Zurückgewiesen wurde der Vorstoß umgehend aus den Reihen von SPD und Grünen. Der SPD-Bundestagsabgeordnete Karl Lauterbach bezeichnete es gegenüber der NOZ als unvertretbar, "einfach mal auszutesten, was unser Gesundheitssystem aushält, wie viele Patienten auch intensiv behandelt werden können".

Lauterbach plädierte dafür, vorrangig "das Leid der Menschen so stark wie irgend möglich durch Vorbeugung und Impfung zu begrenzen, nicht auf der Intensivstation". Der Epidemiologe bezeichnete es zudem als "unrealistisch", durch die Ankündigung eines "Freedom Days" die Menschen zum Impfen motivieren zu wollen.

Mit dem Begriff Freedom Day (Freiheitstag) hatte die britische Regierung von Premierminister Boris Johnson bereits im Juli die Maßnahmen zur Eindämmung des Corona-Virus Sars-CoV-2 bereits für weitgehend beendet erklärt. Kassenärztechef Gassen verwies darauf, dass die intensivmedizinische daraufhin nicht zusammengebrochen sei. Zudem sei das deutsche Krankenhauswesen leistungsfähiger.

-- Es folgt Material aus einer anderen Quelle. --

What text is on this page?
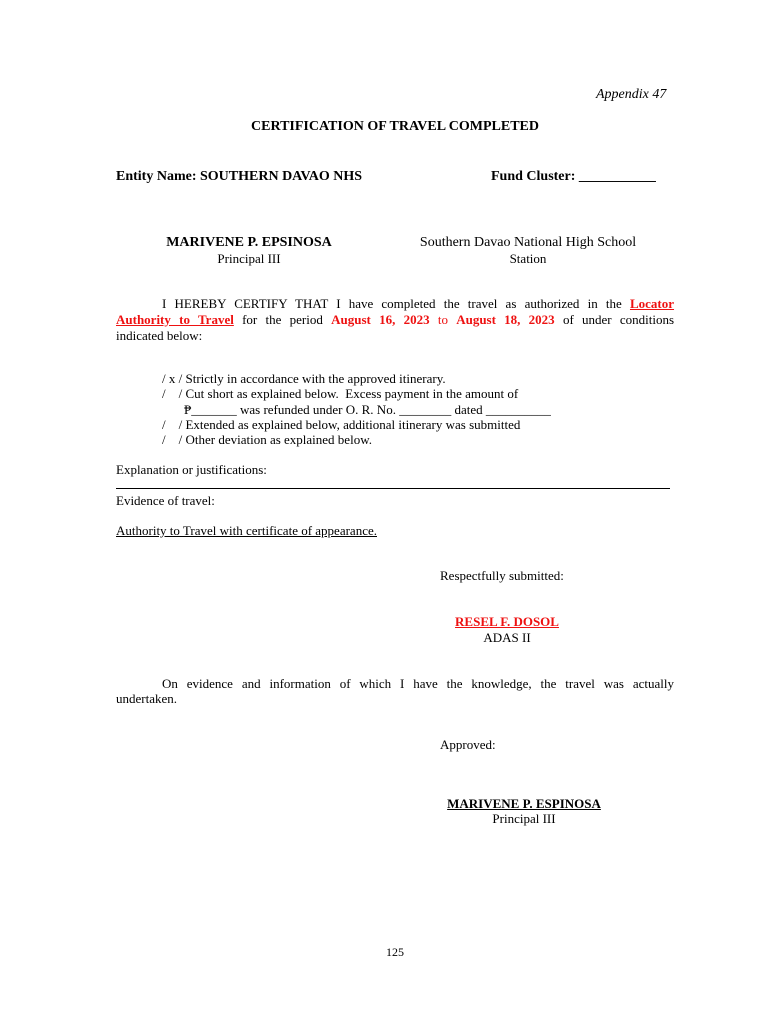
Appendix 47
CERTIFICATION OF TRAVEL COMPLETED
Entity Name: SOUTHERN DAVAO NHS	Fund Cluster: ___________
MARIVENE P. EPSINOSA
Principal III
Southern Davao National High School
Station
I HEREBY CERTIFY THAT I have completed the travel as authorized in the Locator
Authority to Travel for the period August 16, 2023 to August 18, 2023 of under conditions
indicated below:
/ x / Strictly in accordance with the approved itinerary.
/    / Cut short as explained below.  Excess payment in the amount of
₱_______ was refunded under O. R. No. ________ dated __________
/    / Extended as explained below, additional itinerary was submitted
/    / Other deviation as explained below.
Explanation or justifications:
Evidence of travel:
Authority to Travel with certificate of appearance.
Respectfully submitted:
RESEL F. DOSOL
ADAS II
On evidence and information of which I have the knowledge, the travel was actually
undertaken.
Approved:
MARIVENE P. ESPINOSA
Principal III
125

Auch der Gesundheitsexperte der Grünen-Bundestagsfraktion, Janosch Dahmen, reagierte ablehnend auf den Vorstoß der Kassenärzte. Man können nun nicht so tun, "als sei die Pandemie ein Privatvergnügen und Ungeimpfte letztlich selbst dran Schuld und wir könnten uns jetzt von allen Schutzmaßnahmen verabschieden", sagte er im Interview mit dem Norddeutschen Rundfunk. Dies halte er für "zynisch".

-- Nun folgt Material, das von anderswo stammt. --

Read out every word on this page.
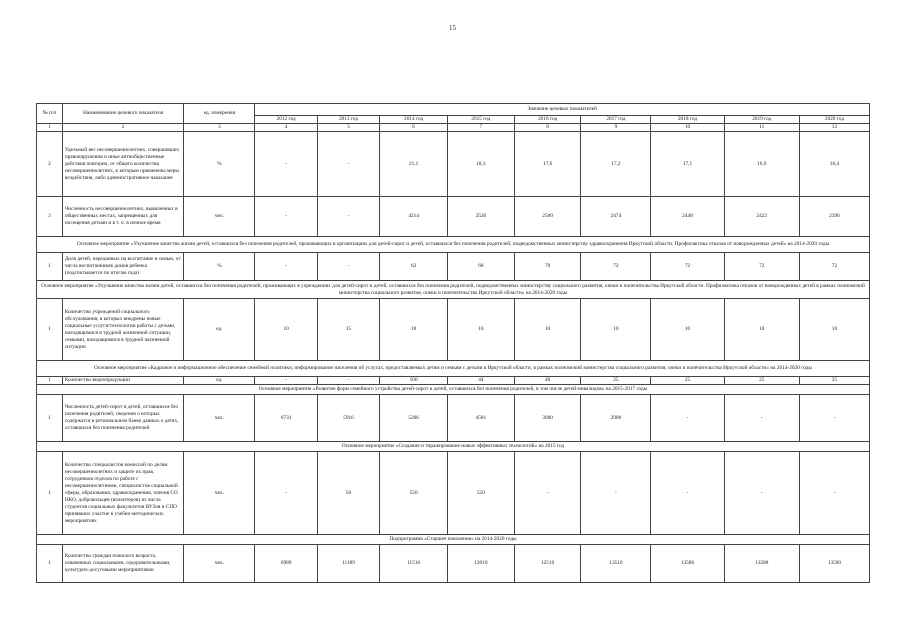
15
№ п/п	Наименование целевого показателя	ед. измерения	Значение целевых показателей								
			2012 год	2013 год	2014 год	2015 год	2016 год	2017 год	2018 год	2019 год	2020 год
1	2	3	4	5	6	7	8	9	10	11	12
2	Удельный вес несовершеннолетних, совершивших правонарушения и иные антиобщественные действия повторно, от общего количества несовершеннолетних, к которым применены меры воздействия, либо административное наказание	%	-	-	21,1	18,3	17,6	17,2	17,1	16,9	16,4
3	Численность несовершеннолетних, выявленных в общественных местах, запрещенных для посещения детьми и в т. ч. в ночное время	чел.	-	-	4214	2526	2500	2474	2448	2422	2396
Основное мероприятие «Улучшение качества жизни детей, оставшихся без попечения родителей, проживающих в организациях для детей-сирот и детей, оставшихся без попечения родителей, подведомственных министерству здравоохранения Иркутской области. Профилактика отказов от новорожденных детей» на 2014-2020 годы											
1	Доля детей, переданных на воспитание в семью, от числа воспитанников домов ребенка (подсчитывается по итогам года)	%	-	-	62	68	70	72	72	72	72
Основное мероприятие «Улучшение качества жизни детей, оставшихся без попечения родителей, проживающих в учреждениях для детей-сирот и детей, оставшихся без попечения родителей, подведомственных министерству социального развития, опеки и попечительства Иркутской области. Профилактика отказов от новорожденных детей в рамках полномочий министерства социального развития, опеки и попечительства Иркутской области» на 2014-2020 годы											
1	Количество учреждений социального обслуживания, в которых внедрены новые социальные услуги/технологии работы с детьми, находящимися в трудной жизненной ситуации, семьями, находящимися в трудной жизненной ситуации	ед.	10	15	18	10	10	10	10	10	10
Основное мероприятие «Кадровое и информационное обеспечение семейной политики, информирование населения об услугах, предоставляемых детям и семьям с детьми в Иркутской области, в рамках полномочий министерства социального развития, опеки и попечительства Иркутской области» на 2014-2020 годы											
1	Количество видеопродукции	ед.	-	-	100	44	40	25	25	25	25
Основное мероприятие «Развитие форм семейного устройства детей-сирот и детей, оставшихся без попечения родителей, в том числе детей-инвалидов» на 2015-2017 годы											
1	Численность детей-сирот и детей, оставшихся без попечения родителей, сведения о которых содержатся в региональном банке данных о детях, оставшихся без попечения родителей	чел.	6731	5916	5206	4581	3000	2900	-	-	-
Основное мероприятие «Создание и тиражирование новых эффективных технологий» на 2015 год											
1	Количество специалистов комиссий по делам несовершеннолетних и защите их прав, сотрудников отделов по работе с несовершеннолетними, специалистов социальной сферы, образования, здравоохранения, членов СО НКО, добровольцев (волонтеров) из числа студентов социальных факультетов ВУЗов и СПО принявших участие в учебно-методических мероприятиях	чел.	-	50	550	550	-	-	-	-	-
Подпрограмма «Старшее поколение» на 2014-2020 годы											
1	Количество граждан пожилого возраста, охваченных социальными, оздоровительными, культурно-досуговыми мероприятиями	чел.	6989	11189	11510	12010	12510	13510	13586	13588	13590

Dahmen hielt Gassen zudem entgegen, seine Position widerspreche der Mehrheitsmeinung der niedergelassenen Ärzte.

Für eine teilweise oder komplette Rücknahme der Maßnahmen sei eine Impfquote bei den über 60-Jährigen von deutlich über 90 Prozent notwendig, so Dahmen. In der Gesamtbevölkerung müsse diese Quote auf 80 Prozent erhöht werden

Bis zum Freitag waren in Deutschland 157.662 Impfdosen verabreicht worden, so das regierungsnahe Robert-Koch-Institut. Damit seien nun 52.341.392 Personen oder 62,9 Prozent der Gesamtbevölkerung vollständig geimpft.